- 22 Ottobre 2020
Dimore storiche, gioielli italiani
Su 94 milioni di persone che ogni anno visitano, complessivamente, i musei italiani, 45 milioni sono coloro che accedono agli immobili privati di interesse storico-culturale aperti al pubblico, immobili che costituiscono una parte del patrimonio museale nazionale di rilevanza pari a quella pubblica.
Si parla delle “dimore storiche”: castelli, ville, palazzi, masserie, rocche, ma anche parchi, giardini, tenute agricole, beni antichi diffusi in tutto il Bel Paese, che attraggono un numero sempre maggiore di visitatori e contribuiscono sempre di più pure all’economia locale, grazie, fra l’altro, all’indotto che generano: dai restauri alle attività commerciali ed enogastronomiche.
In Italia, le dimore storiche sono 9.400, numero superiore a quello di tutti i Comuni della Penisola. Lo ha rilevato l’Osservatorio del patrimonio culturale privato italiano, frutto della collaborazione tra l’Associazione Dimore Storiche Italiane (Asdi) e la Fondazione Visentini, realizzata con la collaborazione di Confagricoltura e Confedilizia. Osservatorio che non solo rappresenta la fonte di riferimento per la corretta definizione del ruolo economico, culturale e sociale del sistema degli immobili privati di interesse storico-artistico in Italia, ma vuole anche divenire un valido supporto per le istituzioni, aiutandole nella definizione delle politiche da adottare per far sì che il patrimonio privato concorra all’effettiva ripartenza tanto del turismo quanto dell’artigianato.
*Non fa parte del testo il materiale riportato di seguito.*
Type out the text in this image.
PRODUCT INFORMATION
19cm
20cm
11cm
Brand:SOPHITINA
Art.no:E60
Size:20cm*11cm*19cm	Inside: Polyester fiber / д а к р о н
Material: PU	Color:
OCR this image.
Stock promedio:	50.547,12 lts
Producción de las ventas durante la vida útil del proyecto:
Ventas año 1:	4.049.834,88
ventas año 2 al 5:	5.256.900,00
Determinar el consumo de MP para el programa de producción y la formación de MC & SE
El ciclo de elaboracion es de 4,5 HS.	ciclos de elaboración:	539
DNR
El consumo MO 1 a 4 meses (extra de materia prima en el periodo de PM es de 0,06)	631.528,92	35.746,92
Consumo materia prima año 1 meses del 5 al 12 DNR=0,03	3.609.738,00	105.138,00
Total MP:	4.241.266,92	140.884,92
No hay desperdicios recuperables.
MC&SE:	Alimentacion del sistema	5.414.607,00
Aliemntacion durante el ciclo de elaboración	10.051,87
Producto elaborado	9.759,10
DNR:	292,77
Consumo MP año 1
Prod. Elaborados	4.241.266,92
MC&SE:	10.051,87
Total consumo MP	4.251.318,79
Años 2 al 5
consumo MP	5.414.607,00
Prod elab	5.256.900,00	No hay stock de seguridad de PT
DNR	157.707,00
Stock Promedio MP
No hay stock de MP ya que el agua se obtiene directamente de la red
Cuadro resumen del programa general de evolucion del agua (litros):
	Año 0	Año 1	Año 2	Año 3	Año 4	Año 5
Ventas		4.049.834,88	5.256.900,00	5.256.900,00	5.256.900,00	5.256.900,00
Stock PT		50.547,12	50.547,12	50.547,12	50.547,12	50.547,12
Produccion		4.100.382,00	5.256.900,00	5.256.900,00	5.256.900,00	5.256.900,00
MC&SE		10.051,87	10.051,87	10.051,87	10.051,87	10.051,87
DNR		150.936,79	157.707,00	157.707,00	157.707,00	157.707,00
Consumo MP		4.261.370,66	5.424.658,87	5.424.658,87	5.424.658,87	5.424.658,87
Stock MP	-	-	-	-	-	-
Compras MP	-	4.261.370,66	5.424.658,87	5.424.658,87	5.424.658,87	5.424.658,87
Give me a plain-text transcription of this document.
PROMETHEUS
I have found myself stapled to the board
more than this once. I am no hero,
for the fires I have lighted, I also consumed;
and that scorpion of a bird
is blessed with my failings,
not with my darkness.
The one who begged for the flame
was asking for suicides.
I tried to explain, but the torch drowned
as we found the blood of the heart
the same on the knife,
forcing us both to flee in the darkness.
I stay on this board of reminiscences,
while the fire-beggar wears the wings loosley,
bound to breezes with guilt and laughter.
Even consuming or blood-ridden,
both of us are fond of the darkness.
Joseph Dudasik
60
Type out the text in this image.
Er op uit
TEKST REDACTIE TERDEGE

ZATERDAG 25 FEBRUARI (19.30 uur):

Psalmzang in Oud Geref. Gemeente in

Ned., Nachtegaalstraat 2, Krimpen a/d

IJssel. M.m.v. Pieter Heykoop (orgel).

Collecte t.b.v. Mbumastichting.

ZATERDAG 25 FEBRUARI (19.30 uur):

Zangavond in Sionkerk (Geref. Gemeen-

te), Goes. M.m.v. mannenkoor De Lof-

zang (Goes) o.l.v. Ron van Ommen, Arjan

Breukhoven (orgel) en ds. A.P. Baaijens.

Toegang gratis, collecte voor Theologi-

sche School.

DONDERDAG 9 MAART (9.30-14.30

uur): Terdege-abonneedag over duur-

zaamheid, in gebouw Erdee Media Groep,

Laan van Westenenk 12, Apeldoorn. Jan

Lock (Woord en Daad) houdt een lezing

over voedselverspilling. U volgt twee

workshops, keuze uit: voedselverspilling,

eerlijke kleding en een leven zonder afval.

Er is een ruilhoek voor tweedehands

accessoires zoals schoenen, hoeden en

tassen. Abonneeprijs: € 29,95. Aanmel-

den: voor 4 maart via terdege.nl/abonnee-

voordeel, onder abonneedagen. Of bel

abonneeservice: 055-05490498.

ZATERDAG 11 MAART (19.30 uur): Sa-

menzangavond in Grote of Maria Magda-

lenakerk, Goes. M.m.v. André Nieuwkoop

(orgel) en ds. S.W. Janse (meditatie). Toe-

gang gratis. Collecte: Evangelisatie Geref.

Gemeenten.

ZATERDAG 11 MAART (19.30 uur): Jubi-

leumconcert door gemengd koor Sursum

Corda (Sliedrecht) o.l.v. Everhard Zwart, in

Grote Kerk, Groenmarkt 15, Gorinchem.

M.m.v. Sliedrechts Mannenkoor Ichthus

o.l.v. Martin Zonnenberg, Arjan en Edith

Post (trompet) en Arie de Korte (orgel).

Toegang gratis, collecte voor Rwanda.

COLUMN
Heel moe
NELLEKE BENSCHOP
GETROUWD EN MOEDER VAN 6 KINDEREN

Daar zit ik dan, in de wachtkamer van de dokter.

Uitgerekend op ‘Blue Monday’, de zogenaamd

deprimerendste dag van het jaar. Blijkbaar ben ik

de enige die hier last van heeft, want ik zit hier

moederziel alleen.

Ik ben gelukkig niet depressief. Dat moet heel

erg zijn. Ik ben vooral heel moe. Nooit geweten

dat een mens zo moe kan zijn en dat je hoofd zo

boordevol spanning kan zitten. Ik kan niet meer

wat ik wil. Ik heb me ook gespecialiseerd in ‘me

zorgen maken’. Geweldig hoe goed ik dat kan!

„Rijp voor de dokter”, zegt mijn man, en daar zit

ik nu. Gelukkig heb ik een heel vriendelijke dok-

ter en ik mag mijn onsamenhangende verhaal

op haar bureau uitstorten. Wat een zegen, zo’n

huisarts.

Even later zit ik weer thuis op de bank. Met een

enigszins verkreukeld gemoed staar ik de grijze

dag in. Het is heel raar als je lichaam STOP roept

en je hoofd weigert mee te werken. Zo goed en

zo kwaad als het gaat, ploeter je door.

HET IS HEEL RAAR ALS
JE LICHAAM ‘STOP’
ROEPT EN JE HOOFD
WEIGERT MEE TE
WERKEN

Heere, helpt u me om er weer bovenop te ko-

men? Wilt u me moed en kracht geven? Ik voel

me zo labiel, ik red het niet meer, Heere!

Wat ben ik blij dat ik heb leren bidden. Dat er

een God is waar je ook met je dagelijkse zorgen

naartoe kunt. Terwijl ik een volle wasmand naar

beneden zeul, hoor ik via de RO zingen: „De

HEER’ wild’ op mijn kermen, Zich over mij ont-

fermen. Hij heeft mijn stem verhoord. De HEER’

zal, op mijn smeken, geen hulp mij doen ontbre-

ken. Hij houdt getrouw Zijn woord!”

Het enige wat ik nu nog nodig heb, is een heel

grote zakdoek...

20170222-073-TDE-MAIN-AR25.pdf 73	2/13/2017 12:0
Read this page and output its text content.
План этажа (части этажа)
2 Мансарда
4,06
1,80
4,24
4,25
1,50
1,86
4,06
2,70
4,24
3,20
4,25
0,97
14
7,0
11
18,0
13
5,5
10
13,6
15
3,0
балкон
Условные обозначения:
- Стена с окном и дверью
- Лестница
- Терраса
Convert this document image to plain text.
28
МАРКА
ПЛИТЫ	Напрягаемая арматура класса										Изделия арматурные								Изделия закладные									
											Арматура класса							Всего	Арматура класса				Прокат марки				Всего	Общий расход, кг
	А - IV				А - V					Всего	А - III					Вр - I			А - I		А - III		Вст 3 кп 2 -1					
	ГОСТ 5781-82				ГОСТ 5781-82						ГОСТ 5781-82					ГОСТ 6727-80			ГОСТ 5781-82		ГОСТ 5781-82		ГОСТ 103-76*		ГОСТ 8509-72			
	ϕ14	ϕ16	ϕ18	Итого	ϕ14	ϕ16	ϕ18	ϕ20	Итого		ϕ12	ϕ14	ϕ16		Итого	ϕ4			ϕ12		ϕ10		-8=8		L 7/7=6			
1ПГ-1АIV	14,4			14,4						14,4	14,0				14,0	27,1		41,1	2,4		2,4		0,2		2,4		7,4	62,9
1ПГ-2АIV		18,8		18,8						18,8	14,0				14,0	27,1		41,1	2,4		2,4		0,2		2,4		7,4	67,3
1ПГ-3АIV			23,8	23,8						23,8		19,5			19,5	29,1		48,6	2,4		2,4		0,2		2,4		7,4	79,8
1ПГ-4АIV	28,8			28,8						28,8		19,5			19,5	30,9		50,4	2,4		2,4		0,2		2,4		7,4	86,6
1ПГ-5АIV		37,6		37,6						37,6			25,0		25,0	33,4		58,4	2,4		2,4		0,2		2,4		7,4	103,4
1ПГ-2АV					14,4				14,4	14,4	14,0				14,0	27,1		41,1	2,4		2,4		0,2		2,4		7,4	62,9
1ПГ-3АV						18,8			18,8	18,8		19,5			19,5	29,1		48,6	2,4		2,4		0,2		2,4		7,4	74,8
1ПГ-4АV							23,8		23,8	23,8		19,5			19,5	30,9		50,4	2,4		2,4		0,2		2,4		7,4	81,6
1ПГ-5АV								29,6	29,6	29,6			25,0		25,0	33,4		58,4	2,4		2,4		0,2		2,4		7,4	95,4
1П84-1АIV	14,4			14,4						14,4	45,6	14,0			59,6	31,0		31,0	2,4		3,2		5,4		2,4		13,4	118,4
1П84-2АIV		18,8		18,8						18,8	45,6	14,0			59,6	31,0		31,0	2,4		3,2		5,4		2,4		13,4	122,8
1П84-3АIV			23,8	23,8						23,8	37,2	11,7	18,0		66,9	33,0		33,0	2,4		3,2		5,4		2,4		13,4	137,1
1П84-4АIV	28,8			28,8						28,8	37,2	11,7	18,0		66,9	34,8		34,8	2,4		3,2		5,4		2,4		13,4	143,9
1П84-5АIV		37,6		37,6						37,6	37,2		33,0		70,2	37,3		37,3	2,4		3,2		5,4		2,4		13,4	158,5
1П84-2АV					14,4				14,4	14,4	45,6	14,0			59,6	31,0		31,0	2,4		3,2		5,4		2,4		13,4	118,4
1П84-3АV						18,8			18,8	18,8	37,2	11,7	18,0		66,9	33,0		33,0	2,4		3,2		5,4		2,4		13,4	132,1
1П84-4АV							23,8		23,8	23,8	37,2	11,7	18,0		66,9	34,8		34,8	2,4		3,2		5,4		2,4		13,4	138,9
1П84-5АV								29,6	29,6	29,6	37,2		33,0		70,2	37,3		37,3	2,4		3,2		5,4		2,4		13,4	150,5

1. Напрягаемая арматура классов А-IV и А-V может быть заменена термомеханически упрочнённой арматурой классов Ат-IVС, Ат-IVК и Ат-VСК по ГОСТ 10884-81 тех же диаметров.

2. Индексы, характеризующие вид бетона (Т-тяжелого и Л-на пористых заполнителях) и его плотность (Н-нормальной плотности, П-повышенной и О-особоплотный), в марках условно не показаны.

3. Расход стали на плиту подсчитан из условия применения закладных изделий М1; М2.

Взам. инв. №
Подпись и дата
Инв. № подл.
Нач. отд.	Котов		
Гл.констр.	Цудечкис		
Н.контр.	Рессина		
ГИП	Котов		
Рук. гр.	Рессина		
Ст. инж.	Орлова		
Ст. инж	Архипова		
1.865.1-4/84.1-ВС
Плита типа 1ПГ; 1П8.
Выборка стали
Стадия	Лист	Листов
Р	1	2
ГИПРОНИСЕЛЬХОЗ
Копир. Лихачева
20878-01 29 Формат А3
Degli investimenti che si fanno e che si potrebbero fare, infatti, potrebbero beneficiarne soprattutto i territori che ospitano questi beni unici, soprattutto i piccoli borghi: secondo le stime più prudenziali, ogni euro investito nelle dimore storiche determina benefici almeno doppi per l’economia dei luoghi nei quali sorgono. L’indotto si riverserebbe su diverse filiere, creando un volano economico rilevante e, nel lungo termine, quello sviluppo sostenibile locale, che molti indicano come la strada da seguire. Uno sviluppo che avrebbe il valore aggiunto di conservare e valorizzare un patrimonio identitario riconosciuto a livello mondiale.
Il 54% di questi immobili privati di valore storico-culturale si trova in Comuni con meno di 20.000 abitanti e, nel 29% dei casi, addirittura in centri con meno di 5.000 residenti. Comunque, si tratta di un patrimonio che necessita di continui lavori di restauro e di manutenzione. Attività che, negli ultimi cinque anni, hanno sofferto considerevolmente la crisi, come conferma, fra l’altro, la perdita del 30% delle imprese del settore.
L’Osservatorio ha anche stimato in 1,8 miliardi di euro la perdita con seguente alla pandemia Covid-19 per quelle dimore che contano almeno una attività produttiva al loro interno e in 30.000 i relativi posti di lavoro a rischio. Il settore maggiormente sotto pressione è risultato essere quello correlato al vitivinicolo (con perdite di circa un miliardo di euro), seguito da quello degli eventi (meno 278 milioni di euro) e delle visite in dimora (meno 268 milioni di euro). Dati che non comprendono le perdite di tutto l’indotto che queste attività generano localmente.
“È doveroso superare ogni distinzione tra patrimonio culturale pubblico e privato” ha dichiarato Dario Franceschini, ministro per i Beni e le attività culturali e per il turismo, in occasione della presentazione dell’Osservatorio, sottolineando che “insieme costituiscono la nostra identità e contribuiscono all’attrattività del Paese”. Ha riconosciuto che lo Stato impone molti obblighi ai proprietari di dimore storiche e vincoli per la loro tutela. Per questo motivo, servono agevolazioni e contributi finalizzati al sostegno degli interventi sulle dimore storiche e per custodirne la vitalità.